C'est une bonne question, je n'en ai aucune idée. Nous avons travaillé pour essayer de poursuivre un grand nombre de ces cas de prêts subprime et la FCC et les banques nous ont fermés. C'était le cas jusqu'à la Cour suprême, nous n'avons pas fini par gagner avant 2008 ou 2009, je ne me souviens plus lequel — j'étais hors du bureau à ce moment-là. Il y avait une opposition importante. Je ne sais pas ce que je peux vous dire—il y avait juste une énorme opposition conceptuelle à ce que nous essayions de faire.
Dans votre livre, vous suggérez que Wall Street savait que le gouvernement les renflouerait ; ils savaient que les creux des contribuables couvriraient leurs paris risqués. Pourquoi est-ce une affirmation juste?
Je pense que vous pouvez regarder les preuves et dire que tout était très prévisible. Lorsque les dirigeants des grandes banques se sont présentés et ont dit que le cataclysme résulterait si vous ne nous faisiez pas de chèque, le chèque était écrit.
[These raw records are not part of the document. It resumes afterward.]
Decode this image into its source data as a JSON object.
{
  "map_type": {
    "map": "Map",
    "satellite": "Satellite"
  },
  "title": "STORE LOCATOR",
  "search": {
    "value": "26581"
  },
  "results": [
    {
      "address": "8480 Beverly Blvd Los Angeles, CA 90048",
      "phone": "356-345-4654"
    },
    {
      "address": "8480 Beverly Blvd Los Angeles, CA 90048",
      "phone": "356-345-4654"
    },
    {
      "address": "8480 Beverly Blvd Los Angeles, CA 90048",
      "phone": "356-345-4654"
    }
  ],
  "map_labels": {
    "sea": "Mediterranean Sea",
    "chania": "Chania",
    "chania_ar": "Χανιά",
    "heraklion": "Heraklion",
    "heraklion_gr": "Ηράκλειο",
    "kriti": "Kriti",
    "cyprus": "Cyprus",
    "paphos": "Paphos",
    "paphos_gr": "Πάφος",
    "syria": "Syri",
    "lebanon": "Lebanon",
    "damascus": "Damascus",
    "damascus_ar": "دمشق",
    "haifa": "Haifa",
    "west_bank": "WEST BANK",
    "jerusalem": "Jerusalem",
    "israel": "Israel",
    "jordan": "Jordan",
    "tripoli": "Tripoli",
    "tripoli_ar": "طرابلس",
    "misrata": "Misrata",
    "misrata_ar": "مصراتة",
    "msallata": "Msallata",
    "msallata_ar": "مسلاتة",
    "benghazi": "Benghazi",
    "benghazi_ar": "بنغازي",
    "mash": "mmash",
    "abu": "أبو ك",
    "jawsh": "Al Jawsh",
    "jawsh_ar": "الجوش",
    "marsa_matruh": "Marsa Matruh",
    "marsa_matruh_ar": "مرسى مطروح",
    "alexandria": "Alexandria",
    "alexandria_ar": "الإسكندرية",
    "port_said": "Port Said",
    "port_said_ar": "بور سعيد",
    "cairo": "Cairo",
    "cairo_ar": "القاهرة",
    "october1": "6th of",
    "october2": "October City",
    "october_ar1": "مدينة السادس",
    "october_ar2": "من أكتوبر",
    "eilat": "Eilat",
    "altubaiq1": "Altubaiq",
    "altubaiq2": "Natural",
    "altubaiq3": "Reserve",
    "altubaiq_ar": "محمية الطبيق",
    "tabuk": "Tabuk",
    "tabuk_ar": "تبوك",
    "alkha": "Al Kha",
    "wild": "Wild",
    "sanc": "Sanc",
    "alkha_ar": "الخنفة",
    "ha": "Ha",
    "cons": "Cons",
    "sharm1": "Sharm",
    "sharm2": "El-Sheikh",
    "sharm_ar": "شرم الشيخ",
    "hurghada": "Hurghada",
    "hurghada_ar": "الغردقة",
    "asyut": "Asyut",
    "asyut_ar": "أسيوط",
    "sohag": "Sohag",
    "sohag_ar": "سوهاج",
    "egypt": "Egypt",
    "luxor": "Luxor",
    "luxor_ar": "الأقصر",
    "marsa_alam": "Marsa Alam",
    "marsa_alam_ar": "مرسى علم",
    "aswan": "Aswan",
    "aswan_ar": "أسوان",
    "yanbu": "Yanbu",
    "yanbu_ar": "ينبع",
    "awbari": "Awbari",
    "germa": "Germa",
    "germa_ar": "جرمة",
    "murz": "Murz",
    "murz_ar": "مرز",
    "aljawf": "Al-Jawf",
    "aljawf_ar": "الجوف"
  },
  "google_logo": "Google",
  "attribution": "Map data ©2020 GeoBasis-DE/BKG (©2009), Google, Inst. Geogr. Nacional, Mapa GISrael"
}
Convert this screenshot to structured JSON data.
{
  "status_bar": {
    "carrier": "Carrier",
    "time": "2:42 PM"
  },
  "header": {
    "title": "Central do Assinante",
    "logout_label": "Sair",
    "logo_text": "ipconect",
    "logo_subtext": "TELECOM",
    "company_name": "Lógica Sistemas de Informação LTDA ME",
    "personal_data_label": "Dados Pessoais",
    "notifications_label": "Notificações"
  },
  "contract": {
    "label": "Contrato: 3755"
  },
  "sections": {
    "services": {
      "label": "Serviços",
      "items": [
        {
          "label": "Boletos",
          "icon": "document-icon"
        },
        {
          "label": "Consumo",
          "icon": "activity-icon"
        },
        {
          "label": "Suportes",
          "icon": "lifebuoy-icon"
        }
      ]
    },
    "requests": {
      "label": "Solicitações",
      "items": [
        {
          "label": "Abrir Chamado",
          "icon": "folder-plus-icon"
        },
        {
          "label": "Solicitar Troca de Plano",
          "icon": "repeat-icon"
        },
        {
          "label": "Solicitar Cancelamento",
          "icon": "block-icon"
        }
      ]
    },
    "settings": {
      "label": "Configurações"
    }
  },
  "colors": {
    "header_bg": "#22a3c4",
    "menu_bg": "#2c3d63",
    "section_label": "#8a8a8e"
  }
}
Il n'y a même pas eu beaucoup de négociations. Et soyons très clairs : le chèque devait être rédigé — la question était de savoir quels étaient les termes qui y étaient attachés ? Aucun d'entre nous ne dit que vous devriez laisser Goldman, Citi et Meryl faire faillite. Cela aurait été un cataclysme – nous ne pouvons même pas imaginer ce qui aurait pu se passer. Mais il aurait dû y avoir des négociations sérieuses sur les conditions du plan de sauvetage, qui devrait en accepter la responsabilité et à quoi ressemblerait la nouvelle structure financière.
Que pensez-vous du fait que le gouvernement réclame des coupes sombres dans les programmes sociaux, alors qu'il y a à peine deux ans, nous avons donné des billions de dollars aux banques? Ou lorsque nous avons récemment étendu les réductions d'impôts de l'ère Bush qui aident principalement les riches ?
Les réductions d'impôts de Bush étaient mauvaises lorsqu'elles ont été promulguées. Ceux qui se situent à l'extrémité supérieure de nos couches de revenu peuvent et doivent payer plus pour soutenir un gouvernement qui est actuellement affamé. Cela signifie-t-il que nous ne devrions pas réformer l'assurance-maladie, l'assurance-maladie et la sécurité sociale ? Bien sûr que non. Ce ne sont pas des alternatives. Nous devons changer la structure de notre système d'indemnisation. Nous devrions réformer fondamentalement notre code des impôts - ceux qui sont au sommet peuvent se permettre de payer quelques points de pourcentage supplémentaires afin d'aider à payer les types d'investissements que nous devons faire.
Les coupes budgétaires de nos jours sont nécessaires en raison de décisions fiscales imprudentes et de priorités malavisées. Et aussi la présomption que depuis que nous avons ouvert le robinet pour Wall Street, et maintenant nous l'avons éteint pour l'éducation, les infrastructures et la protection de l'environnement. Ce sont des décisions malheureuses.
Pensez-vous, compte tenu des crises, que nous avons vu que le modèle de politique économique libertaire sans limites est en train de tomber en désuétude ?
Vous savez, j'aurais pensé ça il y a trois ans. Mais – de manière assez remarquable – il semble toujours tenir le coup avec une grande force. Si vous regardez le côté républicain de la Chambre des représentants, ils votent pour abroger des éléments critiques de Dodd/Frank, et cetera. Il est donc clair que la leçon que je pensais être apprise n'a pas été apprise.